Central to progress is the recognition that hunger is interrelated with elements of foreign and domestic policy far beyond the food and development aid that conventionally comes to mind. Almost everything done by a country as powerful as the United States has a potential impact on the ability of other nations to conquer hunger and its main cause, poverty. By giving hunger a new and urgent priority, the report and the emerging debate about it can help Americans and others to understand the larger view.

To take but one example, the United States has to consider whether its policies may actually worsen the conditions for other countries to solve their food problems. As a dominating food producer, the US can help through judicious agricultural aid and trade. But it can also hurt by injudicious use of food that may help its own farmers but undermine the efforts of other countries to become self-reliant food producers -- or sometimes, indeed, impose food products that countries may not be used to and may not need or want. The problem of unwise use of infant formulas in some developing countries is one of the publicized instances.

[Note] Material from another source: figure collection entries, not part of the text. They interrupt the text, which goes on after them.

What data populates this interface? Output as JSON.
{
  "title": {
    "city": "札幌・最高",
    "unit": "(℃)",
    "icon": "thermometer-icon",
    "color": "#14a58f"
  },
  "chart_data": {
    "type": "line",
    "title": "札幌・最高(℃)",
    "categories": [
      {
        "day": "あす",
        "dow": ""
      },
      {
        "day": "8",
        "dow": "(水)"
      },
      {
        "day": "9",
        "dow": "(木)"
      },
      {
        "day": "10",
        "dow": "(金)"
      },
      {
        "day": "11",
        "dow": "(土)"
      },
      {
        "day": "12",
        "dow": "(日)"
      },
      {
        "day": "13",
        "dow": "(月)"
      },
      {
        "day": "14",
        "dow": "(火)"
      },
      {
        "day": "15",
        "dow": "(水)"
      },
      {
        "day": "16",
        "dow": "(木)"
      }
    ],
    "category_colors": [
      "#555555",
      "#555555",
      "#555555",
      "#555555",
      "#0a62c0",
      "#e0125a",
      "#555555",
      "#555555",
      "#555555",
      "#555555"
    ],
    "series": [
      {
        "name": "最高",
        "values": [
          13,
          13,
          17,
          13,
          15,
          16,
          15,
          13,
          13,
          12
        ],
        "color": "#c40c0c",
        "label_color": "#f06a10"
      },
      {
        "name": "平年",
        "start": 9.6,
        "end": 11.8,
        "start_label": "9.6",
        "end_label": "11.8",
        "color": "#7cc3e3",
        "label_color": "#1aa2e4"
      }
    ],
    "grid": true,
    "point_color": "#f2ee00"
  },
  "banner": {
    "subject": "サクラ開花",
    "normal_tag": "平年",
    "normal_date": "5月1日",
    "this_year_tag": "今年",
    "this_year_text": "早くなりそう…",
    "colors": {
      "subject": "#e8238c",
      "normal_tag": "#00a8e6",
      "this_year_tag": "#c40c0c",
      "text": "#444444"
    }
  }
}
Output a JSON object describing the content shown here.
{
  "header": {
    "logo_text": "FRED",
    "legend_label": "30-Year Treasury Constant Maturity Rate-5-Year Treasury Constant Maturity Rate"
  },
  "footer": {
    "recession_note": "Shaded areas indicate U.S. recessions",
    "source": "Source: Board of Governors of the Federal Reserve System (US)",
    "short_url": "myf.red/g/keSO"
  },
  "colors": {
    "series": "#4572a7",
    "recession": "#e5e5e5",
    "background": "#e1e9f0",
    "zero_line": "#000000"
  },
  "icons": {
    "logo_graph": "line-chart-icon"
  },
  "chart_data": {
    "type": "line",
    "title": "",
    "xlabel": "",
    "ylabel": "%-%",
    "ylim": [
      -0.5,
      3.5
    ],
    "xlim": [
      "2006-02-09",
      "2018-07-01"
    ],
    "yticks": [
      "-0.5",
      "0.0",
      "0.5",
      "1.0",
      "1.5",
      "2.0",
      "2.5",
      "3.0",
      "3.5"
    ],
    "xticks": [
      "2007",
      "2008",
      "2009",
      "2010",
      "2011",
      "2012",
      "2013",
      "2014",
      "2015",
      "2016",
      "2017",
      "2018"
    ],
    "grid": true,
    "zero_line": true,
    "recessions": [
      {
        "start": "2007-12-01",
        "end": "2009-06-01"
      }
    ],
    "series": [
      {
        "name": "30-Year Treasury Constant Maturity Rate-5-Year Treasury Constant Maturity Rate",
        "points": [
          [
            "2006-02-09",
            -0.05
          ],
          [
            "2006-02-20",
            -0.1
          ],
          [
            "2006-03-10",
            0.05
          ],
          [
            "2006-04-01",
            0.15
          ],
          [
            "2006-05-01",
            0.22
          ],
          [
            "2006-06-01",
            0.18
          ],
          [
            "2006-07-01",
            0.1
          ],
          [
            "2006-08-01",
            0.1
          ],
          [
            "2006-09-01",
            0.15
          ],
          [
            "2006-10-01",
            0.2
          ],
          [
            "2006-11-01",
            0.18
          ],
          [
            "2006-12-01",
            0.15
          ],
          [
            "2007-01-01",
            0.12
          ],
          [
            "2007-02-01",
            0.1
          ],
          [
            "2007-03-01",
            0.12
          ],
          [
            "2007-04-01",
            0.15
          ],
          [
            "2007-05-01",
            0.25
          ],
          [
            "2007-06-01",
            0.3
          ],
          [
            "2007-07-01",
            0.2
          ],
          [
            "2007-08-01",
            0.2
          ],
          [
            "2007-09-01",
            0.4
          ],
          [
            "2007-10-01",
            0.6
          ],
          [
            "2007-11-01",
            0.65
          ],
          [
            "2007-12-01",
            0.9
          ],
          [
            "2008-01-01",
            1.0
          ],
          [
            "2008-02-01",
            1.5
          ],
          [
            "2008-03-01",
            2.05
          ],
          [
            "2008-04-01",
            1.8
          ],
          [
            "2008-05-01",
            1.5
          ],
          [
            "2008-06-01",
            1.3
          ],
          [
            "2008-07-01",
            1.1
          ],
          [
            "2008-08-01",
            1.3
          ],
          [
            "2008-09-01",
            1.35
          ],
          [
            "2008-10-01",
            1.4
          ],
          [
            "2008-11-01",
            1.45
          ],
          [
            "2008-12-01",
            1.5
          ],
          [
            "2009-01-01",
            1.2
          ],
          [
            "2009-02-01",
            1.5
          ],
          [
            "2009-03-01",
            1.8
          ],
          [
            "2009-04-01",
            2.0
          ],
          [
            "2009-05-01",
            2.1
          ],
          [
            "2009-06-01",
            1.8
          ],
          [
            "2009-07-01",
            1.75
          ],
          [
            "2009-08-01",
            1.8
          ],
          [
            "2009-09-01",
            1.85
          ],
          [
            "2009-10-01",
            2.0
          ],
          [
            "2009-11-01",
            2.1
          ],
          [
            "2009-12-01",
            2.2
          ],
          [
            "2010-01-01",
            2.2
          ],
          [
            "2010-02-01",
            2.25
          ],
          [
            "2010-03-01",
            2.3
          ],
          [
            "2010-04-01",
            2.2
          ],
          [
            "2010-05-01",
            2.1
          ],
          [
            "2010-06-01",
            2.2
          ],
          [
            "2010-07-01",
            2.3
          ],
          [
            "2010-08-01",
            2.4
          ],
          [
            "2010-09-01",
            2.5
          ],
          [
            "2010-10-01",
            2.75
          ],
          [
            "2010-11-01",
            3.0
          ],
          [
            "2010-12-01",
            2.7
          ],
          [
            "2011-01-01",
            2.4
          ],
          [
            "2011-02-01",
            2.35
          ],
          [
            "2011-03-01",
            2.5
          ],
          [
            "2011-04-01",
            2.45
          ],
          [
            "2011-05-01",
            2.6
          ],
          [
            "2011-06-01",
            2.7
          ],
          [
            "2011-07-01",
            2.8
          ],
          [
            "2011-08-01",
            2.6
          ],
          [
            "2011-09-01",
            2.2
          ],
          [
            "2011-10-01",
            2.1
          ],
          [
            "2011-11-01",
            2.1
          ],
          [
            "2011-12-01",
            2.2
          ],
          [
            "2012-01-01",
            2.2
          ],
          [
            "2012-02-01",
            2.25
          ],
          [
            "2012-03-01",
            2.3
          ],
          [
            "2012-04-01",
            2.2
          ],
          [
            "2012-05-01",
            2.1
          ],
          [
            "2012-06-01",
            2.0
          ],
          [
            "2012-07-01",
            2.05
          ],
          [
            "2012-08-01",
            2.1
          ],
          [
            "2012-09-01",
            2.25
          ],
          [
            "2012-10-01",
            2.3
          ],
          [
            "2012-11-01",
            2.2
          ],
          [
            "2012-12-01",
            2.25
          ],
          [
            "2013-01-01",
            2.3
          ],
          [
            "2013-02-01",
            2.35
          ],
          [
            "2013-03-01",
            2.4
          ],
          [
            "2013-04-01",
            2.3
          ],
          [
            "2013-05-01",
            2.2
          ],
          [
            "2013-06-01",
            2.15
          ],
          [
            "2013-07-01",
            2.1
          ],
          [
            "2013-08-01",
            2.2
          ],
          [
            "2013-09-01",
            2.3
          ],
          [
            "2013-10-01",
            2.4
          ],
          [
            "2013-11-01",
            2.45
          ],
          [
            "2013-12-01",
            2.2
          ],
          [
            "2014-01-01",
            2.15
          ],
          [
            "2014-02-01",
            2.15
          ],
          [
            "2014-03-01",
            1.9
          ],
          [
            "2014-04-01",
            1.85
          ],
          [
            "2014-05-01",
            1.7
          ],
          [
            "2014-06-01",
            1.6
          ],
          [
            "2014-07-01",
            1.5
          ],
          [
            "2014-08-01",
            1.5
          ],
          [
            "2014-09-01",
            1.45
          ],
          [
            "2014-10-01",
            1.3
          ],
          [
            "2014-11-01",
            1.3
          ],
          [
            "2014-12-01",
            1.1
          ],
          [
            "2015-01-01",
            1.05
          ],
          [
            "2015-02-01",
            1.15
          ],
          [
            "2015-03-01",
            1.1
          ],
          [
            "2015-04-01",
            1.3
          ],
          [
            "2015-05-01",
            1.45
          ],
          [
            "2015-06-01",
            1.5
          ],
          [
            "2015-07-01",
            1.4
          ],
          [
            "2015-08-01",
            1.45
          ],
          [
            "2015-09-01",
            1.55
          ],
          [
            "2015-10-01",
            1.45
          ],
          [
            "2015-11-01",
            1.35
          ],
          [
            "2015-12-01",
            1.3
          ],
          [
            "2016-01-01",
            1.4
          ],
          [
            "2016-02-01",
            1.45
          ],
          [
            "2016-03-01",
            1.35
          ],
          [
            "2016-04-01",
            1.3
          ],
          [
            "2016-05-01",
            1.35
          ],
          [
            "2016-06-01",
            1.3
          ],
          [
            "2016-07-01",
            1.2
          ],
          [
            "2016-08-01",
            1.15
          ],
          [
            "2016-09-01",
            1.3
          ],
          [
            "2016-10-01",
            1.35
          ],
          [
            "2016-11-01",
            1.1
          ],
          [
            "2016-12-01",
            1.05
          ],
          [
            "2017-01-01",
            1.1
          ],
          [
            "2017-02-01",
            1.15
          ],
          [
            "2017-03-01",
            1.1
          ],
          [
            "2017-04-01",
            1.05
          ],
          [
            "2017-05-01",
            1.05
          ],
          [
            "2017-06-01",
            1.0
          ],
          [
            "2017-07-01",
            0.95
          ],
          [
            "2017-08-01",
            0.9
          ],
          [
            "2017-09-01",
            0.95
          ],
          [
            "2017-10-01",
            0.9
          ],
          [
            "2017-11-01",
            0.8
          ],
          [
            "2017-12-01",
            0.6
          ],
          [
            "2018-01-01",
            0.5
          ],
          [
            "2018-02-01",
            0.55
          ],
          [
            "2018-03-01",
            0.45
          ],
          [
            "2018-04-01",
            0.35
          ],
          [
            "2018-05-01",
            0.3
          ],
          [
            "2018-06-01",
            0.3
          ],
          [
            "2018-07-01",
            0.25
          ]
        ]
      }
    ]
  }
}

And, when it comes to self-reliance, the point is now being made that, for the sake of the global food situation, American farmers, too, need to become more self-reliant as changing resource and energy supplies impinge on them. Small and medium farms need encouragement. The move toward renewable energy resources needs support.

The US has made some moves already toward adjusting to the interrelatedness of hunger and other matters. The new International Development and Cooperation Agency is seeking to coordinate various elements as its name implies. The commission report reasonably calls for the agency's director to be given Cabinet rank, and we would go along with a minority suggestion, too, that he be made a permanent member of the National Security Council. It would be in line with President Carter's early sense of the importance of third-world issues to ensure that they be represented regularly at the highest levels.

There is merit, too, in a suggestion that firms obtaining assistance from the Overseas Private Investment Corporation or the Export-Import Bank be required to supply a so-called hunger impact statement, showing whether their plans and purposes help or harm. Also worth exploring is a mediation board (perhaps like the one in the Commerce Department dealing with export "dumping") that could handle complaints such as those on the infant formula question.

The US ought to lend full support to United Nations moves to establish standards for multinational corporations, which can affect the economic and social conditions that in turn affect the prospects for people to obtain sufficient food. And there is much to be said for the establishment of "basic human needs agreements" by which the donor and recipient of bilateral aid would agree on uses for it and on other steps to be taken, such as improved distribution of income, that would help ensure the best fundamental purposes.

Yes, there has been some progress in meeting world hunger. We hear of improvements in Asian villages, for example. Famine and starvation are not the big looming problems; "chronic undernutrition" is. It afflicts from 450 million to one billion persons, according to various estimates. They do not have what are regarded as the minimum requirements of nutrition for productive lives.

Their plight demands that this commission report not become one more for the library shelf -- but one to prompt the strong, forward-looking legislative proposals largely omitted from the document and to spur the educational efforts it correctly identifies as essential to seeing world hunger in its true world dimensions.